You have n tasks and m workers. Each task has a strength requirement stored in a 0-indexed integer array tasks, with the i^th task requiring tasks[i] strength to complete. The strength of each worker is stored in a 0-indexed integer array workers, with the j^th worker having workers[j] strength. Each worker can only be assigned to a single task and must have a strength greater than or equal to the task's strength requirement (i.e., workers[j] >= tasks[i]).

Additionally, you have pills magical pills that will increase a worker's strength by strength. You can decide which workers receive the magical pills, however, you may only give each worker at most one magical pill.

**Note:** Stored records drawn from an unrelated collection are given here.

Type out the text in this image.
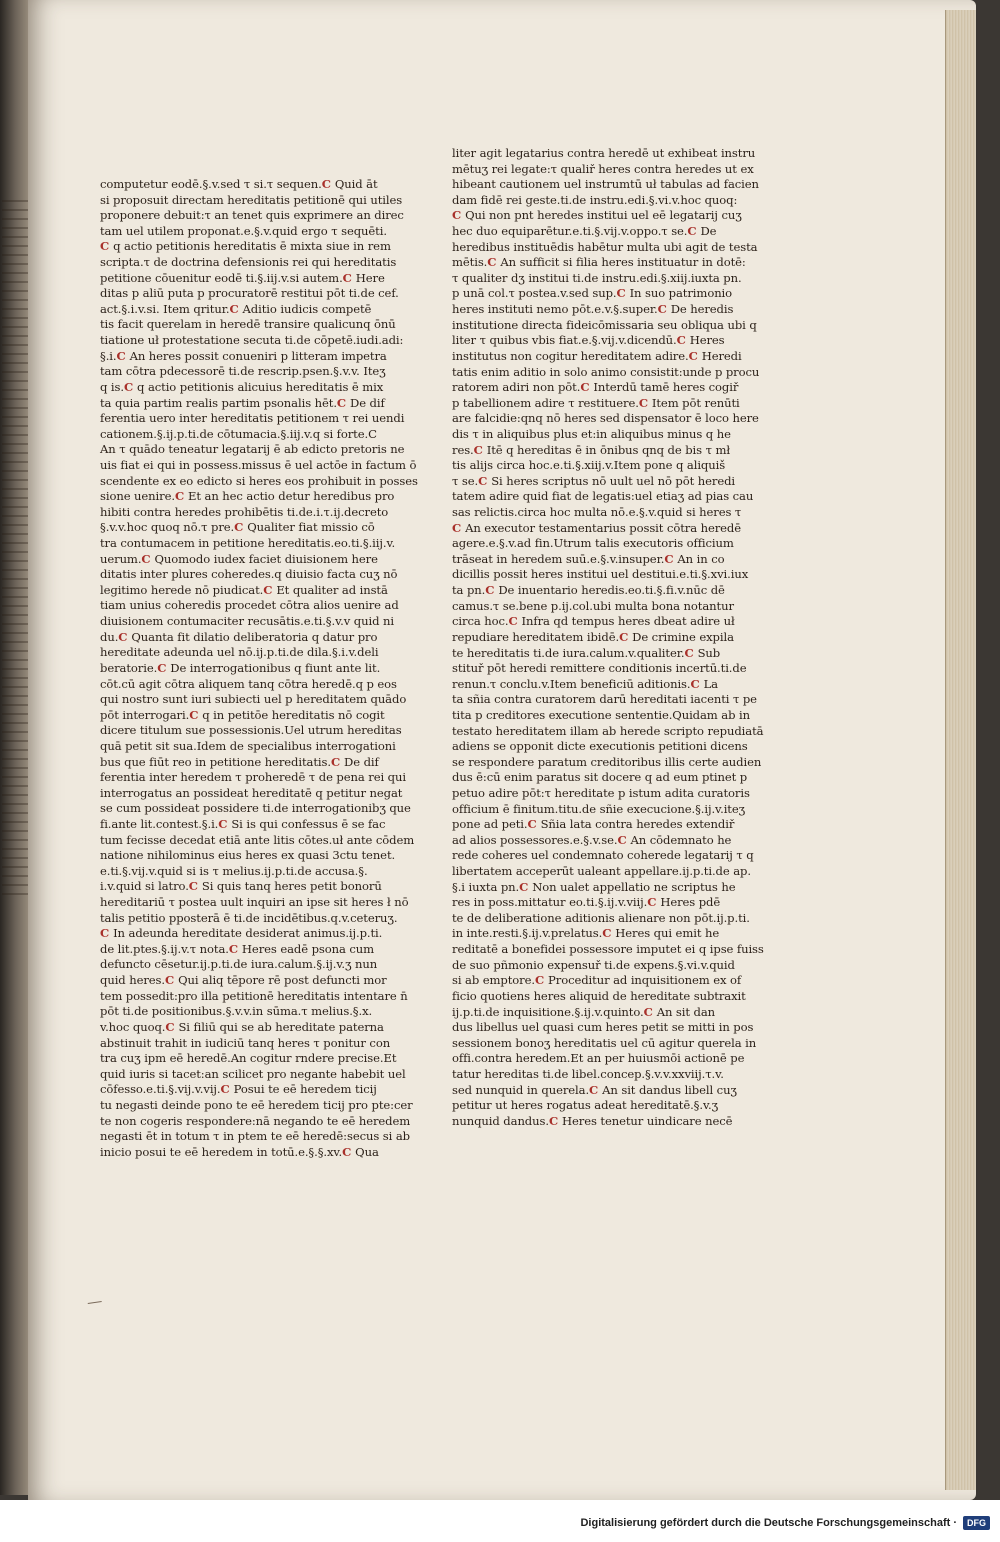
computetur eodē.§.v.sed τ si.τ sequen.C Quid āt
si proposuit directam hereditatis petitionē qui utiles
proponere debuit:τ an tenet quis exprimere an direc
tam uel utilem proponat.e.§.v.quid ergo τ sequēti.
C q actio petitionis hereditatis ē mixta siue in rem
scripta.τ de doctrina defensionis rei qui hereditatis
petitione cōuenitur eodē ti.§.iij.v.si autem.C Here
ditas p aliū puta p procuratorē restitui pōt ti.de cef.
act.§.i.v.si. Item qritur.C Aditio iudicis competē
tis facit querelam in heredē transire qualicunq ōnū
tiatione uł protestatione secuta ti.de cōpetē.iudi.adi:
§.i.C An heres possit conueniri p litteram impetra
tam cōtra pdecessorē ti.de rescrip.psen.§.v.v. Iteʒ
q is.C q actio petitionis alicuius hereditatis ē mix
ta quia partim realis partim psonalis hēt.C De dif
ferentia uero inter hereditatis petitionem τ rei uendi
cationem.§.ij.p.ti.de cōtumacia.§.iij.v.q si forte.C
An τ quādo teneatur legatarij ē ab edicto pretoris ne
uis fiat ei qui in possess.missus ē uel actōe in factum ō
scendente ex eo edicto si heres eos prohibuit in posses
sione uenire.C Et an hec actio detur heredibus pro
hibiti contra heredes prohibētis ti.de.i.τ.ij.decreto
§.v.v.hoc quoq nō.τ pre.C Qualiter fiat missio cō
tra contumacem in petitione hereditatis.eo.ti.§.iij.v.
uerum.C Quomodo iudex faciet diuisionem here
ditatis inter plures coheredes.q diuisio facta cuʒ nō
legitimo herede nō piudicat.C Et qualiter ad instā
tiam unius coheredis procedet cōtra alios uenire ad
diuisionem contumaciter recusātis.e.ti.§.v.v quid ni
du.C Quanta fit dilatio deliberatoria q datur pro
hereditate adeunda uel nō.ij.p.ti.de dila.§.i.v.deli
beratorie.C De interrogationibus q fiunt ante lit.
cōt.cū agit cōtra aliquem tanq cōtra heredē.q p eos
qui nostro sunt iuri subiecti uel p hereditatem quādo
pōt interrogari.C q in petitōe hereditatis nō cogit
dicere titulum sue possessionis.Uel utrum hereditas
quā petit sit sua.Idem de specialibus interrogationi
bus que fiūt reo in petitione hereditatis.C De dif
ferentia inter heredem τ proheredē τ de pena rei qui
interrogatus an possideat hereditatē q petitur negat
se cum possideat possidere ti.de interrogationibʒ que
fi.ante lit.contest.§.i.C Si is qui confessus ē se fac
tum fecisse decedat etiā ante litis cōtes.uł ante cōdem
natione nihilominus eius heres ex quasi 3ctu tenet.
e.ti.§.vij.v.quid si is τ melius.ij.p.ti.de accusa.§.
i.v.quid si latro.C Si quis tanq heres petit bonorū
hereditariū τ postea uult inquiri an ipse sit heres ł nō
talis petitio pposterā ē ti.de incidētibus.q.v.ceteruʒ.
C In adeunda hereditate desiderat animus.ij.p.ti.
de lit.ptes.§.ij.v.τ nota.C Heres eadē psona cum
defuncto cēsetur.ij.p.ti.de iura.calum.§.ij.v.ʒ nun
quid heres.C Qui aliq tēpore rē post defuncti mor
tem possedit:pro illa petitionē hereditatis intentare n̄
pōt ti.de positionibus.§.v.v.in sūma.τ melius.§.x.
v.hoc quoq.C Si filiū qui se ab hereditate paterna
abstinuit trahit in iudiciū tanq heres τ ponitur con
tra cuʒ ipm eē heredē.An cogitur rndere precise.Et
quid iuris si tacet:an scilicet pro negante habebit uel
cōfesso.e.ti.§.vij.v.vij.C Posui te eē heredem ticij
tu negasti deinde pono te eē heredem ticij pro pte:cer
te non cogeris respondere:nā negando te eē heredem
negasti ēt in totum τ in ptem te eē heredē:secus si ab
inicio posui te eē heredem in totū.e.§.§.xv.C Qua
liter agit legatarius contra heredē ut exhibeat instru
mētuʒ rei legate:τ qualiř heres contra heredes ut ex
hibeant cautionem uel instrumtū uł tabulas ad facien
dam fidē rei geste.ti.de instru.edi.§.vi.v.hoc quoq:
C Qui non pnt heredes institui uel eē legatarij cuʒ
hec duo equiparētur.e.ti.§.vij.v.oppo.τ se.C De
heredibus instituēdis habētur multa ubi agit de testa
mētis.C An sufficit si filia heres instituatur in dotē:
τ qualiter dʒ institui ti.de instru.edi.§.xiij.iuxta pn.
p unā col.τ postea.v.sed sup.C In suo patrimonio
heres instituti nemo pōt.e.v.§.super.C De heredis
institutione directa fideicōmissaria seu obliqua ubi q
liter τ quibus vbis fiat.e.§.vij.v.dicendū.C Heres
institutus non cogitur hereditatem adire.C Heredi
tatis enim aditio in solo animo consistit:unde p procu
ratorem adiri non pōt.C Interdū tamē heres cogiř
p tabellionem adire τ restituere.C Item pōt renūti
are falcidie:qnq nō heres sed dispensator ē loco here
dis τ in aliquibus plus et:in aliquibus minus q he
res.C Itē q hereditas ē in ōnibus qnq de bis τ mł
tis alijs circa hoc.e.ti.§.xiij.v.Item pone q aliquiš
τ se.C Si heres scriptus nō uult uel nō pōt heredi
tatem adire quid fiat de legatis:uel etiaʒ ad pias cau
sas relictis.circa hoc multa nō.e.§.v.quid si heres τ
C An executor testamentarius possit cōtra heredē
agere.e.§.v.ad fin.Utrum talis executoris officium
trāseat in heredem suū.e.§.v.insuper.C An in co
dicillis possit heres institui uel destitui.e.ti.§.xvi.iux
ta pn.C De inuentario heredis.eo.ti.§.fi.v.nūc dē
camus.τ se.bene p.ij.col.ubi multa bona notantur
circa hoc.C Infra qd tempus heres dbeat adire uł
repudiare hereditatem ibidē.C De crimine expila
te hereditatis ti.de iura.calum.v.qualiter.C Sub
stituř pōt heredi remittere conditionis incertū.ti.de
renun.τ conclu.v.Item beneficiū aditionis.C La
ta sñia contra curatorem darū hereditati iacenti τ pe
tita p creditores executione sententie.Quidam ab in
testato hereditatem illam ab herede scripto repudiatā
adiens se opponit dicte executionis petitioni dicens
se respondere paratum creditoribus illis certe audien
dus ē:cū enim paratus sit docere q ad eum ptinet p
petuo adire pōt:τ hereditate p istum adita curatoris
officium ē finitum.titu.de sñie execucione.§.ij.v.iteʒ
pone ad peti.C Sñia lata contra heredes extendiř
ad alios possessores.e.§.v.se.C An cōdemnato he
rede coheres uel condemnato coherede legatarij τ q
libertatem acceperūt ualeant appellare.ij.p.ti.de ap.
§.i iuxta pn.C Non ualet appellatio ne scriptus he
res in poss.mittatur eo.ti.§.ij.v.viij.C Heres pdē
te de deliberatione aditionis alienare non pōt.ij.p.ti.
in inte.resti.§.ij.v.prelatus.C Heres qui emit he
reditatē a bonefidei possessore imputet ei q ipse fuiss
de suo pñmonio expensuř ti.de expens.§.vi.v.quid
si ab emptore.C Proceditur ad inquisitionem ex of
ficio quotiens heres aliquid de hereditate subtraxit
ij.p.ti.de inquisitione.§.ij.v.quinto.C An sit dan
dus libellus uel quasi cum heres petit se mitti in pos
sessionem bonoʒ hereditatis uel cū agitur querela in
offi.contra heredem.Et an per huiusmōi actionē pe
tatur hereditas ti.de libel.concep.§.v.v.xxviij.τ.v.
sed nunquid in querela.C An sit dandus libell cuʒ
petitur ut heres rogatus adeat hereditatē.§.v.ʒ
nunquid dandus.C Heres tenetur uindicare necē
Digitalisierung gefördert durch die Deutsche Forschungsgemeinschaft ·	DFG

Given the 0-indexed integer arrays tasks and workers and the integers pills and strength, return the maximum number of tasks that can be completed.

Example 1:

Input: tasks = [3,2,1], workers = [0,3,3], pills = 1, strength = 1
Output: 3
Explanation:
We can assign the magical pill and tasks as follows:
- Give the magical pill to worker 0.
- Assign worker 0 to task 2 (0 + 1 >= 1)
- Assign worker 1 to task 1 (3 >= 2)
- Assign worker 2 to task 0 (3 >= 3)

Example 2:

Input: tasks = [5,4], workers = [0,0,0], pills = 1, strength = 5
Output: 1
Explanation:
We can assign the magical pill and tasks as follows:
- Give the magical pill to worker 0.
- Assign worker 0 to task 0 (0 + 5 >= 5)

Example 3:

Input: tasks = [10,15,30], workers = [0,10,10,10,10], pills = 3, strength = 10
Output: 2
Explanation:
We can assign the magical pills and tasks as follows:
- Give the magical pill to worker 0 and worker 1.
- Assign worker 0 to task 0 (0 + 10 >= 10)
- Assign worker 1 to task 1 (10 + 10 >= 15)
The last pill is not given because it will not make any worker strong enough for the last task.

Constraints:

n == tasks.length
m == workers.length
1 <= n, m <= 5 * 10⁴
0 <= pills <= m
0 <= tasks[i], workers[j], strength <= 10⁹

Solution

Python3

class Solution:
    def maxTaskAssign(self, tasks: List[int], workers: List[int], pills: int, strength: int) -> int:
        tasks.sort()
        workers.sort()
        left, right = 0, min(len(tasks), len(workers))
 
        while left < right:
            mid = (left + right + 1)//2
            usedPills = 0
            avail = workers[-mid:]            
            canAssign = True
 
            for t in reversed(tasks[:mid]):
                if avail[-1] >= t:
                    avail.pop()
                else:
                    idx = bisect.bisect_left(avail, t - strength)
                    if idx == len(avail) or usedPills == pills:
                        canAssign = False
                        break
                    usedPills += 1
                    avail.pop(idx)
 
            if canAssign:
                left = mid
            else:
                right = mid - 1
 
        return left